Kinderwagenrallye zum Ku'damm

■ Mindestens 7.000 Menschen demonstrierten gestern in der Innenstadt für einen KiTa-Tarifvertrag / Bürgermeister Walter Momper gerät mehr und mehr ins Kreuzfeuer der Kritik / 97.000 rot-grüne Wählerstimmen in Gefahr? / Soli-Streiks in sieben Ganztagsschulen

Zur gewaltigsten Kinderwagenrallye aller Zeiten kam es gestern in der frühabendlichen Rush-hour. Der von ÖTV und GEW organisierte Sternmarsch der ErzieherInnen, Eltern und Kiddies blockierte aus fünf Himmelsrichtungen (Wedding, Spandau, Zehlendorf, Neukölln, Kreuzberg) die Verkehrsadern der Innenstadt. Endpunkt war der Breitscheidplatz. 7.000 DemonstrantInnen (überwiegend Klein-I) schätzten die Polizei und 'dpa‘, die ungeeichte Fachkraft der taz kam, wie immer, auf das Doppelte: 14.000.

Selbst die glotzende BürgerIn, die selbiges immer sein lassen und sich einreihen soll, ließ sich wegen der vielen buntvermummten Bälger zu einem Lächeln hinreißen. Mutter & Kind an der frischen Luft, ja so soll es sein, mag da manche Ku'Damm-Flaneuse aus Baden-Württemberg gedacht haben. Eine Art postkarnevalistischer Samba von Tuten, Trommeln und Tröten sollte die Genervtheit von fast sieben Wochen KiTa -Streik abbauen. Die Rasselei sowie Fähnchen mit Rot- und Christkreuzen taten ein übriges, um Passanten und Polizisten von der Friedfertigkeit des Auflaufs zu überzeugen. Die Beamten wärmten sich in großen Gruppen beim Burger King gegenüber der Gedächtniskirche, einträchtig neben ErzieherInnen und ihren kleinen KlientInnen in roten „Wir streiken„-Ponchos aus Plastik.
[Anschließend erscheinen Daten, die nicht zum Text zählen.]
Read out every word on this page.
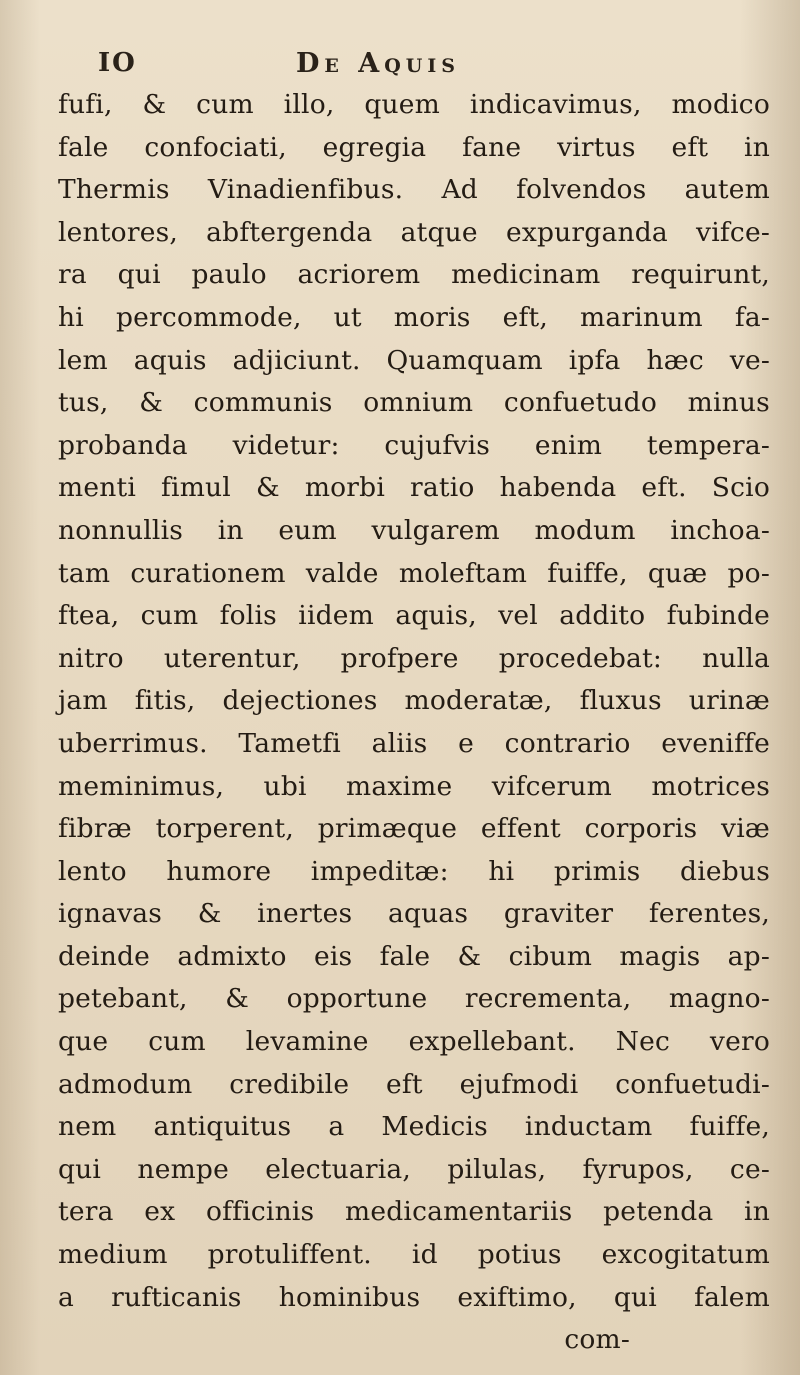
IO	De Aquis
fufi, & cum illo, quem indicavimus, modico
fale confociati, egregia fane virtus eft in
Thermis Vinadienfibus. Ad folvendos autem
lentores, abftergenda atque expurganda vifce-
ra qui paulo acriorem medicinam requirunt,
hi percommode, ut moris eft, marinum fa-
lem aquis adjiciunt. Quamquam ipfa hæc ve-
tus, & communis omnium confuetudo minus
probanda videtur: cujufvis enim tempera-
menti fimul & morbi ratio habenda eft. Scio
nonnullis in eum vulgarem modum inchoa-
tam curationem valde moleftam fuiffe, quæ po-
ftea, cum folis iidem aquis, vel addito fubinde
nitro uterentur, profpere procedebat: nulla
jam fitis, dejectiones moderatæ, fluxus urinæ
uberrimus. Tametfi aliis e contrario eveniffe
meminimus, ubi maxime vifcerum motrices
fibræ torperent, primæque effent corporis viæ
lento humore impeditæ: hi primis diebus
ignavas & inertes aquas graviter ferentes,
deinde admixto eis fale & cibum magis ap-
petebant, & opportune recrementa, magno-
que cum levamine expellebant. Nec vero
admodum credibile eft ejufmodi confuetudi-
nem antiquitus a Medicis inductam fuiffe,
qui nempe electuaria, pilulas, fyrupos, ce-
tera ex officinis medicamentariis petenda in
medium protuliffent. id potius excogitatum
a rufticanis hominibus exiftimo, qui falem
com-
Hauptthema in Sprechchören, Singespielen und auf Transparenten: König Momper von der SPD, der ja bekanntlich der größte Bremsklotz gegen einen Tarifvertrag ist. Ein Transparent zeigte ihn als Dauerläufer mit Olympiafackel, der durch Kindergruppen spurtet. Sprechblase: „Was liegt denn hier im Weg?“. Woanders war zu lesen: „Deutsche Einheit? Olympia? Ein Kinderspiel, ein Trauerspiel“. Eine Gruppe von Erziehungsberechtigten rechnete dem Regierenden vor: 92.000 Eltern von 46.000 Kindern plus 5.000 ErzieherInnen gleich 97.000 Wählerstimmen. Können Sie darauf verzichten?“

Nach von der Geschichte mehr als überholten Melodien von Hannes Wader wurde Walter als „weltweit gefragtes“ Stadtoberhaupt gebrandmarkt, das sich aber zu Hause nicht kümmert, der die „Frauen im Senat sehr apart findet“, aber nicht auf sie hört. Augen- und ohrenscheinlich wolle der Mann „Kaiser von Ganzgroßberlin“ werden, wofür ihm, so ein Plakat am Wasserklops, „von Frau Momper die Hammelbeine langgezogen“ gehören.

Gewerkschaftsübergreifende Solidarität war auf der Schlußkundgebung angesagt. Statt der KiTa-Kämpen Kurt Lange (ÖTV) und Erhard Laube (GEW) redeten KollegInnen von Metall, Handel, Banken, Textil, Bekleidung, Garten, Land- und Forstwirtschaft. Sie forderten ihre Organisationen zu mehr Unterstützung der ErzieherInnen auf. Der Kampf der KiTa -Beschäftigten für mehr Mitbestimmung ihrer Arbeitsleistung und -bedingungen sei auch ein Kampf für die anderen Gewerkschaften. Die „ÖTV-Männer“ wurden gefragt, wieso der Müll noch abgeholt werde, die Busse noch führen und die Verwaltung immer noch so schön verwalte. „Wo bleibt Eure Solidarität?“

Insgesamt waren gestern 370 der 396 städtischen KiTas bestreikt. Zu Solidaritätsstreiks kam es in sieben Ganztagsschulen. Neben Charlottenburg bietet nun auch der Bezirk Wedding betroffenen Eltern KiTa-Räumlichkeiten zur „eigenen“ Betreuung ihrer Kids an. O-Ton: „Küchenkräfte und Reinigungspersonal sind vorhanden“.